I am glad the 6th District election is finally over. There has been much banter as to whether this election was a referendum on our president, the major political parties or future elections. I do not think it was a referendum on anything, except maybe how to spend an obscene amount of money in a short period to sway an election.

I will offer one small benefit of the gross amount spent on this election: The vast majority of the $50 million-plus supported American jobs, and our economy can always use a boost. (The AJT shared in the windfall.)
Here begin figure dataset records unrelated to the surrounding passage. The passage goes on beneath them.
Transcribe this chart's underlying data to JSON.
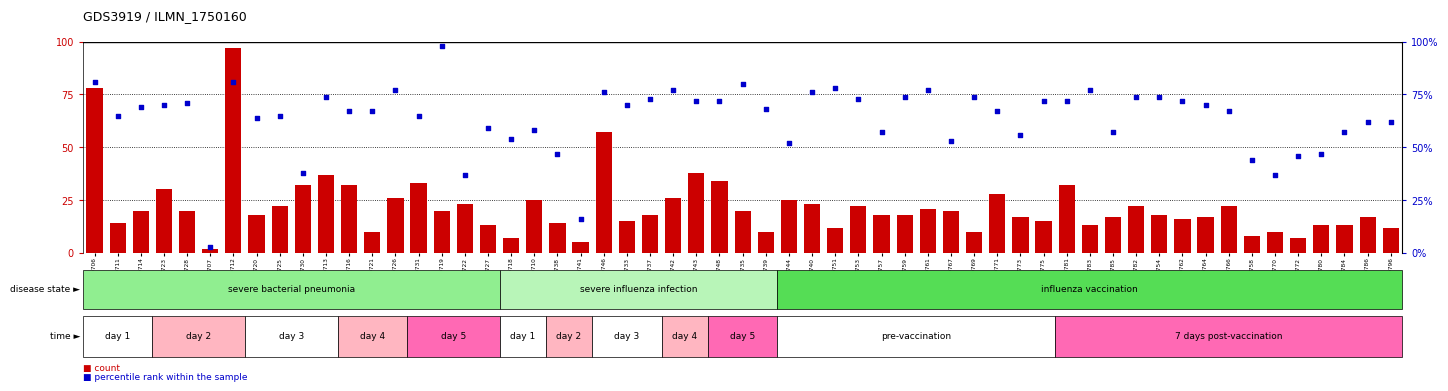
{
  "title": "GDS3919 / ILMN_1750160",
  "samples": [
    "GSM509706",
    "GSM509711",
    "GSM509714",
    "GSM509723",
    "GSM509728",
    "GSM509707",
    "GSM509712",
    "GSM509720",
    "GSM509725",
    "GSM509730",
    "GSM509713",
    "GSM509716",
    "GSM509721",
    "GSM509726",
    "GSM509731",
    "GSM509719",
    "GSM509722",
    "GSM509727",
    "GSM509718",
    "GSM509710",
    "GSM509738",
    "GSM509741",
    "GSM509746",
    "GSM509733",
    "GSM509737",
    "GSM509742",
    "GSM509743",
    "GSM509748",
    "GSM509735",
    "GSM509739",
    "GSM509744",
    "GSM509740",
    "GSM509751",
    "GSM509753",
    "GSM509757",
    "GSM509759",
    "GSM509761",
    "GSM509767",
    "GSM509769",
    "GSM509771",
    "GSM509773",
    "GSM509775",
    "GSM509781",
    "GSM509783",
    "GSM509785",
    "GSM509782",
    "GSM509754",
    "GSM509762",
    "GSM509764",
    "GSM509766",
    "GSM509758",
    "GSM509770",
    "GSM509772",
    "GSM509780",
    "GSM509784",
    "GSM509786",
    "GSM509796"
  ],
  "bar_values": [
    78,
    14,
    20,
    30,
    20,
    2,
    97,
    18,
    22,
    32,
    37,
    32,
    10,
    26,
    33,
    20,
    23,
    13,
    7,
    25,
    14,
    5,
    57,
    15,
    18,
    26,
    38,
    34,
    20,
    10,
    25,
    23,
    12,
    22,
    18,
    18,
    21,
    20,
    10,
    28,
    17,
    15,
    32,
    13,
    17,
    22,
    18,
    16,
    17,
    22,
    8,
    10,
    7,
    13,
    13,
    17,
    12
  ],
  "dot_values": [
    81,
    65,
    69,
    70,
    71,
    3,
    81,
    64,
    65,
    38,
    74,
    67,
    67,
    77,
    65,
    98,
    37,
    59,
    54,
    58,
    47,
    16,
    76,
    70,
    73,
    77,
    72,
    72,
    80,
    68,
    52,
    76,
    78,
    73,
    57,
    74,
    77,
    53,
    74,
    67,
    56,
    72,
    72,
    77,
    57,
    74,
    74,
    72,
    70,
    67,
    44,
    37,
    46,
    47,
    57,
    62,
    62
  ],
  "disease_state_segments": [
    {
      "label": "severe bacterial pneumonia",
      "start": 0,
      "end": 18,
      "color": "#90EE90"
    },
    {
      "label": "severe influenza infection",
      "start": 18,
      "end": 30,
      "color": "#b8f5b8"
    },
    {
      "label": "influenza vaccination",
      "start": 30,
      "end": 57,
      "color": "#55DD55"
    }
  ],
  "time_segments": [
    {
      "label": "day 1",
      "start": 0,
      "end": 3,
      "color": "#FFFFFF"
    },
    {
      "label": "day 2",
      "start": 3,
      "end": 7,
      "color": "#FFB6C1"
    },
    {
      "label": "day 3",
      "start": 7,
      "end": 11,
      "color": "#FFFFFF"
    },
    {
      "label": "day 4",
      "start": 11,
      "end": 14,
      "color": "#FFB6C1"
    },
    {
      "label": "day 5",
      "start": 14,
      "end": 18,
      "color": "#FF69B4"
    },
    {
      "label": "day 1",
      "start": 18,
      "end": 20,
      "color": "#FFFFFF"
    },
    {
      "label": "day 2",
      "start": 20,
      "end": 22,
      "color": "#FFB6C1"
    },
    {
      "label": "day 3",
      "start": 22,
      "end": 25,
      "color": "#FFFFFF"
    },
    {
      "label": "day 4",
      "start": 25,
      "end": 27,
      "color": "#FFB6C1"
    },
    {
      "label": "day 5",
      "start": 27,
      "end": 30,
      "color": "#FF69B4"
    },
    {
      "label": "pre-vaccination",
      "start": 30,
      "end": 42,
      "color": "#FFFFFF"
    },
    {
      "label": "7 days post-vaccination",
      "start": 42,
      "end": 57,
      "color": "#FF69B4"
    }
  ],
  "bar_color": "#CC0000",
  "dot_color": "#0000CC",
  "ylim": [
    0,
    100
  ],
  "yticks": [
    0,
    25,
    50,
    75,
    100
  ],
  "grid_lines": [
    25,
    50,
    75
  ],
  "legend_items": [
    {
      "color": "#CC0000",
      "marker": "s",
      "label": "count"
    },
    {
      "color": "#0000CC",
      "marker": "s",
      "label": "percentile rank within the sample"
    }
  ]
}
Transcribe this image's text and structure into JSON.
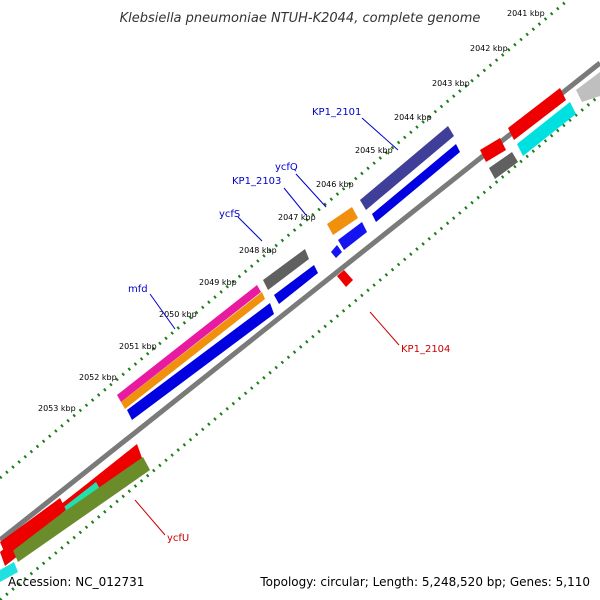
{
  "title": "Klebsiella pneumoniae NTUH-K2044, complete genome",
  "footer": {
    "accession": "Accession: NC_012731",
    "summary": "Topology: circular; Length: 5,248,520 bp; Genes: 5,110"
  },
  "ticks": [
    "2041 kbp",
    "2042 kbp",
    "2043 kbp",
    "2044 kbp",
    "2045 kbp",
    "2046 kbp",
    "2047 kbp",
    "2048 kbp",
    "2049 kbp",
    "2050 kbp",
    "2051 kbp",
    "2052 kbp",
    "2053 kbp"
  ],
  "gene_labels": [
    {
      "text": "KP1_2101",
      "color": "#0000cc"
    },
    {
      "text": "ycfQ",
      "color": "#0000cc"
    },
    {
      "text": "KP1_2103",
      "color": "#0000cc"
    },
    {
      "text": "ycfS",
      "color": "#0000cc"
    },
    {
      "text": "mfd",
      "color": "#0000cc"
    },
    {
      "text": "KP1_2104",
      "color": "#cc0000"
    },
    {
      "text": "ycfU",
      "color": "#cc0000"
    }
  ],
  "colors": {
    "backbone": "#7a7a7a",
    "ticks": "#1a7f1a",
    "label_line_forward": "#0000cc",
    "label_line_reverse": "#cc0000"
  }
}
The legacy of this election, however, was the continuation of pro- vs. anti-Trump rhetoric, and I for one hope that the Atlanta Jewish community will begin to stop. Now that the election is over (and we have only the Atlanta mayoral race to keep our political prowess attuned), I hope that the extreme animosity and polarization will abate and that we as a community can return to normal debate, disagreement and further discussion.

Let me offer a glimpse of the venom that needs to dissipate.

In May, we ran a column submitted by a well-respected citizen of our community (and avid reader of the Times). It was a pro-Jon Ossoff opinion, and, to the best of my knowledge, we did not receive a single letter to the editor (LTTE) for or against the substance of the column. As you would expect from a guest column, it was one-sided, did not rely on data to substantiate its claims, and, in hindsight, represented about half our constituents.

One week later, another well-respected community member wrote a pro-Karen Handel column. The reaction was not quite the same.

Within 12 hours of the article’s posting online, we received almost three dozen scathing emails/LTTEs. Personally, I find it hard to believe that so many people were inclined to write us so quickly. We had an article last summer that was viewed in excess of 200,000 times, and we received 20 percent of the response (and it trickled in over two weeks).

Within 24 hours, we had over 50 vitriolic responses to the pro-Handel piece. I personally believe that this was a coordinated initiative by a Democratic Party process that seeks to stifle freedom of speech and debate “if it does not conform to my views.” But this opinion is not shared by everyone at our offices.

More troubling than the speed, however, was the tone of anger, disgust and hate in these responses. This op-ed was clearly labeled an opinion, but most writers did not want to be bothered by that fact. It was more important to angrily reprimanded.

There were also common threads in virtually all the LTTEs: There is no point in having a debate because Handel has no redeeming qualities. Everything a pro-Handel person says about Ossoff is a lie and needs no further explanation. The AJT should not publicize an op-ed for a candidate (when it is for Handel; on the other hand, it is OK for Ossoff). The AJT should not foster debate. The AJT should not take a position on a candidate (we didn’t, but we were chastised as if we did).

These themes were too common to suggest random coincidence. They had too much venom toward the AJT to suggest a lack of coordination. Finally, with so many LTTEs missing the mark, I must conclude that many of the writers did not read the column.

I think our editor, Michael Jacobs, said it well as he responded to several dozen letters: “The article you reference is an opinion piece written by a guest columnist and is labeled as such. The previous week, we ran a guest column supporting Jon Ossoff. That’s the free exchange of ideas we support. Neither piece is presented as a news article; in fact, we ran reported profiles on both candidates before the April 18 election.”

We at the AJT strive to be fair and balanced. We attempt to foster intelligent and meaningful debate. This one-sided outpouring of contempt was distasteful, lacked authenticity and furthered the narrowing of the freedom of speech to “only those I agree with.”

It did not represent Jewish values, and it eroded the spirit of American freedoms under which we thrive.